15 Het overige van de geschiedenissen van Joas, wat hij heeft gedaan, zijn heldhaftige optreden, en hoe hij tegen Amazia, de koning van Juda, heeft gestreden, staat dat niet beschreven in het boek van de kronieken van de koningen van Israël? 16 Joas ging bij zijn vaderen te ruste. Hij werd in Samaria begraven bij de koningen van Israël. Zijn zoon Jerobeam werd koning in zijn plaats. 17 Amazia, de zoon van Joas, de koning van Juda, leefde nog vijftien jaar na de dood van Joas, de zoon van Joahaz, de koning van Israël.
18 Het overige van de geschiedenissen van Amazia, staat dat niet beschreven in het boek van de kronieken van de koningen van Juda?
19 Men smeedde een samenzwering tegen hem in Jeruzalem, zodat hij naar Lachis vluchtte, maar zij zonden strijders achter hem aan naar Lachis en daar doodden zij hem.    20 Zij namen hem op paarden mee en hij werd in Jeruzalem bij zijn vaderen begraven, in de stad van David.   
21 Heel het volk van Juda nam Azarja, die zestien jaar oud was, en zij maakten hem koning in plaats van zijn vader Amazia.      22 Hij bouwde Elat en bracht het weer aan Juda terug, nadat de koning bij zijn vaderen te ruste was gegaan.   
 
Jerobeam, koning van Israël
23 In het vijftiende jaar van Amazia, de zoon van Joas, de koning van Juda, werd Jerobeam, de zoon van Joas, koning van Israël in Samaria. Hij regeerde eenenveertig jaar. 24 Hij deed wat kwaad is in de ogen van de HEERE. Hij week niet af van alle zonden van Jerobeam, de zoon van Nebat, die Israël deed zondigen. 25 Hij bracht het grondgebied aan Israël terug vanaf de toegang tot Hamat tot aan de zee van de Vlakte overeenkomstig het woord van de HEERE, de GOD van Israël, dat Hij gesproken had door de dienst van zijn dienaar Jona, de zoon van Amittai, de profeet uit Gat-Hefer.      26 Want de HEERE zag dat de ellende van Israël zeer bitter was en dat er zelfs geen opgeslotene of achtergelatene meer over was en dat Israël geen helper had.    27 De HEERE had immers niet gezegd dat Hij de naam van Israël onder de hemelen zou uitwissen, en Hij verloste hen door de hand van Jerobeam, de zoon van Joas.   

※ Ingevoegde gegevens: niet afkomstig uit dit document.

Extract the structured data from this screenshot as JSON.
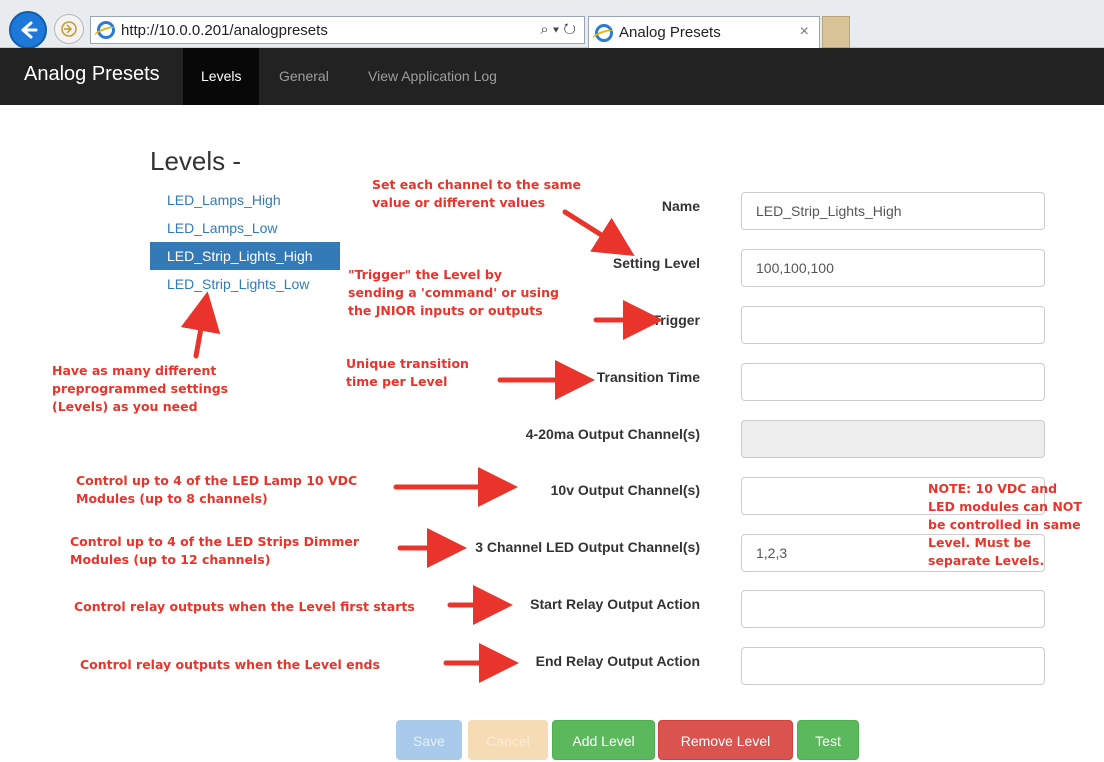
{
  "browser": {
    "url": "http://10.0.0.201/analogpresets",
    "search_tools": "⌕ ▾ ↻",
    "tab_title": "Analog Presets",
    "tab_close": "×"
  },
  "navbar": {
    "brand": "Analog Presets",
    "items": [
      "Levels",
      "General",
      "View Application Log"
    ],
    "active": "Levels"
  },
  "levels": {
    "heading": "Levels -",
    "items": [
      "LED_Lamps_High",
      "LED_Lamps_Low",
      "LED_Strip_Lights_High",
      "LED_Strip_Lights_Low"
    ],
    "selected": "LED_Strip_Lights_High"
  },
  "form": {
    "name_label": "Name",
    "name_value": "LED_Strip_Lights_High",
    "setting_level_label": "Setting Level",
    "setting_level_value": "100,100,100",
    "trigger_label": "Trigger",
    "trigger_value": "",
    "transition_time_label": "Transition Time",
    "transition_time_value": "",
    "output_4_20ma_label": "4-20ma Output Channel(s)",
    "output_4_20ma_value": "",
    "output_10v_label": "10v Output Channel(s)",
    "output_10v_value": "",
    "output_3ch_led_label": "3 Channel LED Output Channel(s)",
    "output_3ch_led_value": "1,2,3",
    "start_relay_label": "Start Relay Output Action",
    "start_relay_value": "",
    "end_relay_label": "End Relay Output Action",
    "end_relay_value": ""
  },
  "buttons": {
    "save": "Save",
    "cancel": "Cancel",
    "add_level": "Add Level",
    "remove_level": "Remove Level",
    "test": "Test"
  },
  "annotations": {
    "set_channel_1": "Set each channel to the same",
    "set_channel_2": "value or different values",
    "trigger_1": "\"Trigger\" the Level by",
    "trigger_2": "sending a 'command' or using",
    "trigger_3": "the JNIOR inputs or outputs",
    "transition_1": "Unique transition",
    "transition_2": "time per Level",
    "levels_1": "Have as many different",
    "levels_2": "preprogrammed settings",
    "levels_3": "(Levels) as you need",
    "lamp_1": "Control up to 4 of the LED Lamp 10 VDC",
    "lamp_2": "Modules (up to 8 channels)",
    "strip_1": "Control up to 4 of the LED Strips Dimmer",
    "strip_2": "Modules (up to 12 channels)",
    "relay_start": "Control relay outputs when the Level first starts",
    "relay_end": "Control relay outputs when the Level ends",
    "note_1": "NOTE: 10 VDC and",
    "note_2": "LED modules can NOT",
    "note_3": "be controlled in same",
    "note_4": "Level.  Must be",
    "note_5": "separate Levels."
  },
  "colors": {
    "navbar": "#222222",
    "link": "#337ab7",
    "annotation": "#e8342a",
    "success": "#5cb85c",
    "danger": "#d9534f"
  }
}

28 Het overige van de geschiedenissen van Jerobeam en alles wat hij heeft gedaan, zijn heldhaftige optreden, hoe hij oorlog heeft gevoerd en hoe hij Damascus en Hamat die bij Juda hoorden, voor Israël heroverd heeft, staat dat niet beschreven in het boek van de kronieken van de koningen van Israël?    29 Jerobeam ging bij zijn vaderen te ruste, bij de koningen van Israël. Zijn zoon Zacharia werd koning in zijn plaats.